Professor Horne considered why the Great War was unthinkable in advance, and why its two revelations – that entire peoples could be enrolled in a crusade for civilisation and that industrial warfare could bring death on an unimagined scale – required fundamental shifts in how war was thought about and commemorated. Ireland, far from being at the margins, was at the centre of this process. Professor Horne is internationally known for his work on the comparative history of the First World War and is currently writing a history of the French experience of the Great War.
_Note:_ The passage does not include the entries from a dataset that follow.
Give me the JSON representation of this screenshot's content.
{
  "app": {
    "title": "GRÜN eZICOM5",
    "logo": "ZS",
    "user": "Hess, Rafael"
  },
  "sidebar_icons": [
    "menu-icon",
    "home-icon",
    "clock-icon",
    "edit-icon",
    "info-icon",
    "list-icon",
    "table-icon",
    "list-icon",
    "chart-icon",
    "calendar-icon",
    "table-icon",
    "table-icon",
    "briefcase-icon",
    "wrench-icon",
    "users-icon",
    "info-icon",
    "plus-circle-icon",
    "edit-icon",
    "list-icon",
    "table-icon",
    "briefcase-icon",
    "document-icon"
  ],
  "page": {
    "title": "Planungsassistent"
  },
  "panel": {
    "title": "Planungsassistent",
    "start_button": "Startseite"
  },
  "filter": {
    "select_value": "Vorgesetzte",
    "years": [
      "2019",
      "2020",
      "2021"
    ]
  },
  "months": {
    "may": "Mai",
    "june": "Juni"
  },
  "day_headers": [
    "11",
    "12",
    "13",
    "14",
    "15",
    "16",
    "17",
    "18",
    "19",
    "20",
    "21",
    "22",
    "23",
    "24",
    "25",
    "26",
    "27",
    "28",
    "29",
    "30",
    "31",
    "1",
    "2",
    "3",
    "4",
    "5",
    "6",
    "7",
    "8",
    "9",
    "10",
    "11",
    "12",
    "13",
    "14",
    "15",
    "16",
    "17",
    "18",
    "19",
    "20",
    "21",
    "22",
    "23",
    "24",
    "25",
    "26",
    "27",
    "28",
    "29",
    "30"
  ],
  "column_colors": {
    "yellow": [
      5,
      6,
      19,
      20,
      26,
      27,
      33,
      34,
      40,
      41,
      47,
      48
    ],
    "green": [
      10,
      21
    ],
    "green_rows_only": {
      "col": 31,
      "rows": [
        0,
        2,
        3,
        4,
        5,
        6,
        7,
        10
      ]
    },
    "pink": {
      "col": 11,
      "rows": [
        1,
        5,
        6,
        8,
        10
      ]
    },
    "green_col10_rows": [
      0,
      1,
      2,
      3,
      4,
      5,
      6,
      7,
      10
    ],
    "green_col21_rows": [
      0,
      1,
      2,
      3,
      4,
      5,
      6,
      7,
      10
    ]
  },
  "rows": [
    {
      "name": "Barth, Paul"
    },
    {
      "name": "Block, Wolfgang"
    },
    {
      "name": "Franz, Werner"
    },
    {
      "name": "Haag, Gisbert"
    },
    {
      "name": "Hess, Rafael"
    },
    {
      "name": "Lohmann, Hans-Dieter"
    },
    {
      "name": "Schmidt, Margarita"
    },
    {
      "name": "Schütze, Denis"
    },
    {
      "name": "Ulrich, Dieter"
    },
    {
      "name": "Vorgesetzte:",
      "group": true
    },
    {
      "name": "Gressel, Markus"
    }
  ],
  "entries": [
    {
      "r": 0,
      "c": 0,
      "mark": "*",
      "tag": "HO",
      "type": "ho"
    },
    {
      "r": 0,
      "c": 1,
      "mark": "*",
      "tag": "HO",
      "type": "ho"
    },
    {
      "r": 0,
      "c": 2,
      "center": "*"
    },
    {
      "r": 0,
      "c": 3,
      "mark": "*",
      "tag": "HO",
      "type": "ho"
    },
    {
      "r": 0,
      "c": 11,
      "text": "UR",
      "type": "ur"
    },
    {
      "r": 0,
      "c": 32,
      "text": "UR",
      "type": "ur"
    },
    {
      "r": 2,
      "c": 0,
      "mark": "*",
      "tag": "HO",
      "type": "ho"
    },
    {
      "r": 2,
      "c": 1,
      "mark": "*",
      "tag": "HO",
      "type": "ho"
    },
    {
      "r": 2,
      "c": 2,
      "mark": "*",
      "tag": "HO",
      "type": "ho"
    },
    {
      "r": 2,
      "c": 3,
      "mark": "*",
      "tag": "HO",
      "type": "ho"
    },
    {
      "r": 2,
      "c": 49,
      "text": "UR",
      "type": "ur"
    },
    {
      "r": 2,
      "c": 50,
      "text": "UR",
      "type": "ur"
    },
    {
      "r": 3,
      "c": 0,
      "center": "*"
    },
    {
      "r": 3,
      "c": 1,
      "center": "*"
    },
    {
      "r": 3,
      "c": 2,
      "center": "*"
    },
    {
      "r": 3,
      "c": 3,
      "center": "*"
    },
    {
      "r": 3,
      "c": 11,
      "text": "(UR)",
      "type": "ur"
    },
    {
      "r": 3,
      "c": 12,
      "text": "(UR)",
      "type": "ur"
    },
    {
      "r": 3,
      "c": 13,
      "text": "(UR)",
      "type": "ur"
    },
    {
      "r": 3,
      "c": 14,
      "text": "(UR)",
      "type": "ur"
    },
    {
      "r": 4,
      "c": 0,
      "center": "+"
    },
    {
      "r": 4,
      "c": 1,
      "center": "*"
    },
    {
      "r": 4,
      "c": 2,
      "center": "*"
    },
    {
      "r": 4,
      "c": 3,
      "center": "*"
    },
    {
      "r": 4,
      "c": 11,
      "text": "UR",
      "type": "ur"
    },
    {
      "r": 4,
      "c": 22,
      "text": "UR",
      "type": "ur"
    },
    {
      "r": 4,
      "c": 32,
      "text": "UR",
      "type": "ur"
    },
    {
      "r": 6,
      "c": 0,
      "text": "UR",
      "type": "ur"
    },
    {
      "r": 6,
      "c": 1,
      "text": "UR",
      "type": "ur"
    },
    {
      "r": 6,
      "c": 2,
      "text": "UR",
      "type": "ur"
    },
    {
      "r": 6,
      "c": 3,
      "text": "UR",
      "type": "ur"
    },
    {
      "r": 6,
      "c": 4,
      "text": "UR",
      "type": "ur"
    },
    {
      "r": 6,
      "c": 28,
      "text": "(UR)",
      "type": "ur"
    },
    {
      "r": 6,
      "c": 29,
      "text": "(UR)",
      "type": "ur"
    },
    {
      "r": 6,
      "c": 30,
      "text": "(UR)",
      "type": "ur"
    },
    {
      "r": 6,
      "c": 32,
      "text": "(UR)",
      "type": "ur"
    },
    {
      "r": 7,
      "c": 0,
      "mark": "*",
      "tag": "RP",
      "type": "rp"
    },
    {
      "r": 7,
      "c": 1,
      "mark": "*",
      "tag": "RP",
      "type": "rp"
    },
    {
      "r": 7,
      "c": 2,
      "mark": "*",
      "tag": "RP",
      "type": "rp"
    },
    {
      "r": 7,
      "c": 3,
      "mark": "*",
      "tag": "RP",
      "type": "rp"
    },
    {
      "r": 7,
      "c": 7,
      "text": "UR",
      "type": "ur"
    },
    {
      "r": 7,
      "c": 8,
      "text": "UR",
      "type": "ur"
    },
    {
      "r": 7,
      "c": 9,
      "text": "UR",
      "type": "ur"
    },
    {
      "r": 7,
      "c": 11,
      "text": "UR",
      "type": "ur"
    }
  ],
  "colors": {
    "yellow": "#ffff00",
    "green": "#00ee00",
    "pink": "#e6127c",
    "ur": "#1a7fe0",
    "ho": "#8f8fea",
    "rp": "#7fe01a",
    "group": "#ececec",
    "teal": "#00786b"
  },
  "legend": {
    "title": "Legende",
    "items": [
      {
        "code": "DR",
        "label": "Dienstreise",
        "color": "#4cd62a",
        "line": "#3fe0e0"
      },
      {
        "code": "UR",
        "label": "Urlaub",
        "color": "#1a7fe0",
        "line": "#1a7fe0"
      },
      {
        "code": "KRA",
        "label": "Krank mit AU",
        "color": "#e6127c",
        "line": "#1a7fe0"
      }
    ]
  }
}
Mr Dawe talked about his work on an anthology he is currently preparing for publication, the first of its kind to be devoted to the poetry of war and the experience of war, written by Irish men and women. The work of Irish soldier poets of the Great War such as Francis Ledwidge, Thomas Mac Greevey and Monk Gibbon will feature in the anthology, Earth Voices Whispering, which is due to be published next year.
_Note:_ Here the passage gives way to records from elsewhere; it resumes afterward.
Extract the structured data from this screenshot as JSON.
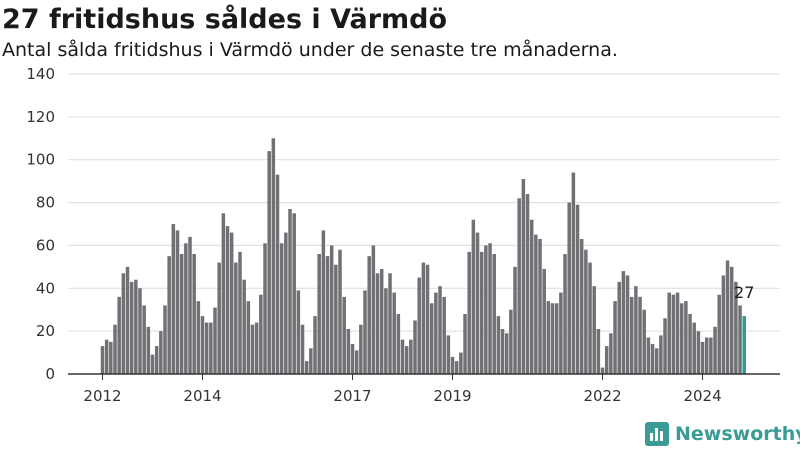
{
  "title": "27 fritidshus såldes i Värmdö",
  "subtitle": "Antal sålda fritidshus i Värmdö under de senaste tre månaderna.",
  "brand": {
    "name": "Newsworthy",
    "icon": "bar-chart-logo-icon"
  },
  "colors": {
    "bar": "#717074",
    "highlight": "#2a9d8f",
    "grid": "#dcdcdc",
    "axis": "#333333",
    "brand": "#3a9c95"
  },
  "chart_data": {
    "type": "bar",
    "y_ticks": [
      "0",
      "20",
      "40",
      "60",
      "80",
      "100",
      "120",
      "140"
    ],
    "ylim": [
      0,
      140
    ],
    "x_ticks": [
      {
        "label": "2012",
        "index": 0
      },
      {
        "label": "2014",
        "index": 24
      },
      {
        "label": "2017",
        "index": 60
      },
      {
        "label": "2019",
        "index": 84
      },
      {
        "label": "2022",
        "index": 120
      },
      {
        "label": "2024",
        "index": 144
      }
    ],
    "highlight_label": "27",
    "values": [
      13,
      16,
      15,
      23,
      36,
      47,
      50,
      43,
      44,
      40,
      32,
      22,
      9,
      13,
      20,
      32,
      55,
      70,
      67,
      56,
      61,
      64,
      56,
      34,
      27,
      24,
      24,
      31,
      52,
      75,
      69,
      66,
      52,
      57,
      44,
      34,
      23,
      24,
      37,
      61,
      104,
      110,
      93,
      61,
      66,
      77,
      75,
      39,
      23,
      6,
      12,
      27,
      56,
      67,
      55,
      60,
      51,
      58,
      36,
      21,
      14,
      11,
      23,
      39,
      55,
      60,
      47,
      49,
      40,
      47,
      38,
      28,
      16,
      13,
      16,
      25,
      45,
      52,
      51,
      33,
      38,
      41,
      36,
      18,
      8,
      6,
      10,
      28,
      57,
      72,
      66,
      57,
      60,
      61,
      56,
      27,
      21,
      19,
      30,
      50,
      82,
      91,
      84,
      72,
      65,
      63,
      49,
      34,
      33,
      33,
      38,
      56,
      80,
      94,
      79,
      63,
      58,
      52,
      41,
      21,
      3,
      13,
      19,
      34,
      43,
      48,
      46,
      36,
      41,
      36,
      30,
      17,
      14,
      12,
      18,
      26,
      38,
      37,
      38,
      33,
      34,
      28,
      24,
      20,
      15,
      17,
      17,
      22,
      37,
      46,
      53,
      50,
      43,
      32,
      27
    ]
  }
}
Ms Leonard considered how Ireland commemorated the unthinkable in the immediate decades after the Great War. Her presentation explored how those directly affected by the war – veterans and bereaved families – mourned. Acknowledging the commonality of loss in the Great War is a development most associated with the recent peace process but it first surfaced in the divided Ireland of the 1920s.
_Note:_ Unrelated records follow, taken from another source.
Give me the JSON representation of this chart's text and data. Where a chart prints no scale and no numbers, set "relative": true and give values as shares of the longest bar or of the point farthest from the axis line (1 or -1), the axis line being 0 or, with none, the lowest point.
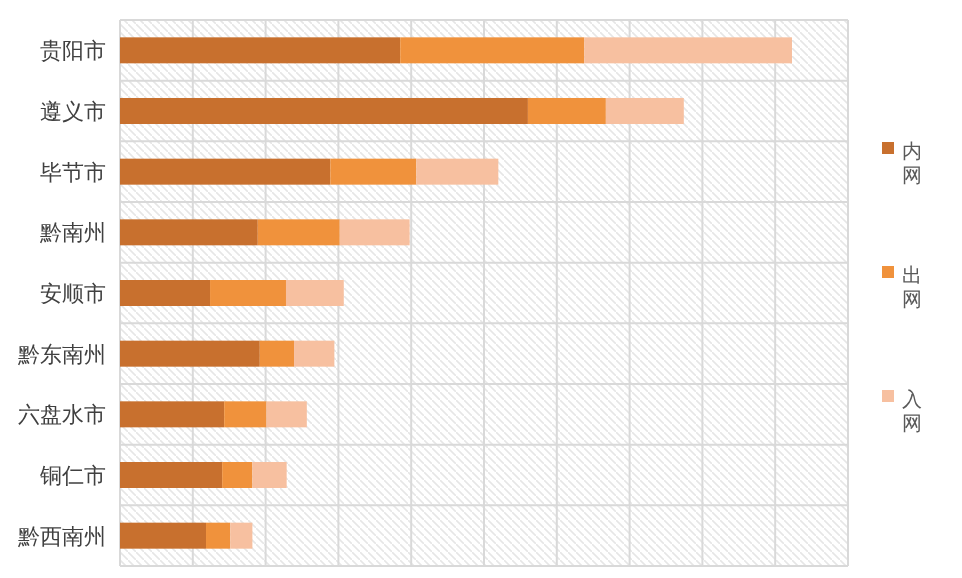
{
  "chart_data": {
    "type": "bar",
    "orientation": "horizontal",
    "stacked": true,
    "relative": true,
    "grid": true,
    "legend": "right",
    "categories": [
      "贵阳市",
      "遵义市",
      "毕节市",
      "黔南州",
      "安顺市",
      "黔东南州",
      "六盘水市",
      "铜仁市",
      "黔西南州"
    ],
    "series": [
      {
        "name": "内网",
        "color": "#c8702e",
        "values": [
          0.417,
          0.607,
          0.313,
          0.205,
          0.134,
          0.208,
          0.155,
          0.152,
          0.128
        ]
      },
      {
        "name": "出网",
        "color": "#f0923c",
        "values": [
          0.274,
          0.116,
          0.128,
          0.122,
          0.113,
          0.051,
          0.063,
          0.045,
          0.036
        ]
      },
      {
        "name": "入网",
        "color": "#f7c0a0",
        "values": [
          0.309,
          0.116,
          0.122,
          0.104,
          0.086,
          0.06,
          0.06,
          0.051,
          0.033
        ]
      }
    ]
  }
}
The symposium was followed by the opening of the Great War Revisited: Ireland and World War 1 exhibition in the Long Room, Old Library. For the first 50 years after the establishment of Irish Independence, the part played by Irishmen was largely ignored by the State. In more recent times, this history has been rediscovered by families and historians. The exhibition looks at aspects of the war as they affected Ireland in terms of recruitment, dissent and loss. It includes an impressive collection of recruitment posters for Irish soldiers to the Irish Regiment which was donated to the Library by Rupert Magill. It also includes personal letters and accounts from soldiers who fought in the war, propaganda literature as well as anti-conscription literature of the time by Sean O’Casey, Eamonn de Valera among others. The role of many Trinity graduates and members of staff who took part in the war is also remembered in the exhibition which was opened by The O’Morchoe, President of the Royal British Legion in Ireland. The exhibition will run until August 31st next.
Notes to the Editor:
1. The symposium has been organised by the Long Room Hub, an initiative to develop research in the arts, humanities and social sciences, which was launched in Trinity College in June 2006. The Long Room Hub aims to cultivate and facilitate a new generation of researchers through the fuller exploitation of the College’s outstanding research collections. The Hub initiative will enable scholars to access the College’s Library’s rich resources of materials and collections which in many areas remain underexploited. It will unlock these treasures, through the creation of electronic records and a digitisation programme, for the purpose of exploring arts and humanities research at a strategic level. The Hub will stimulate individual and collaborative research in existing and new disciplines.
2. The Glucksman Series is named after Lewis Glucksman, who died last year. Mr Glucksman was a long-time generous donor to Trinity College Library and his wife, Loretta Brennan Glucksman continues to lend great support to the Long Room Hub.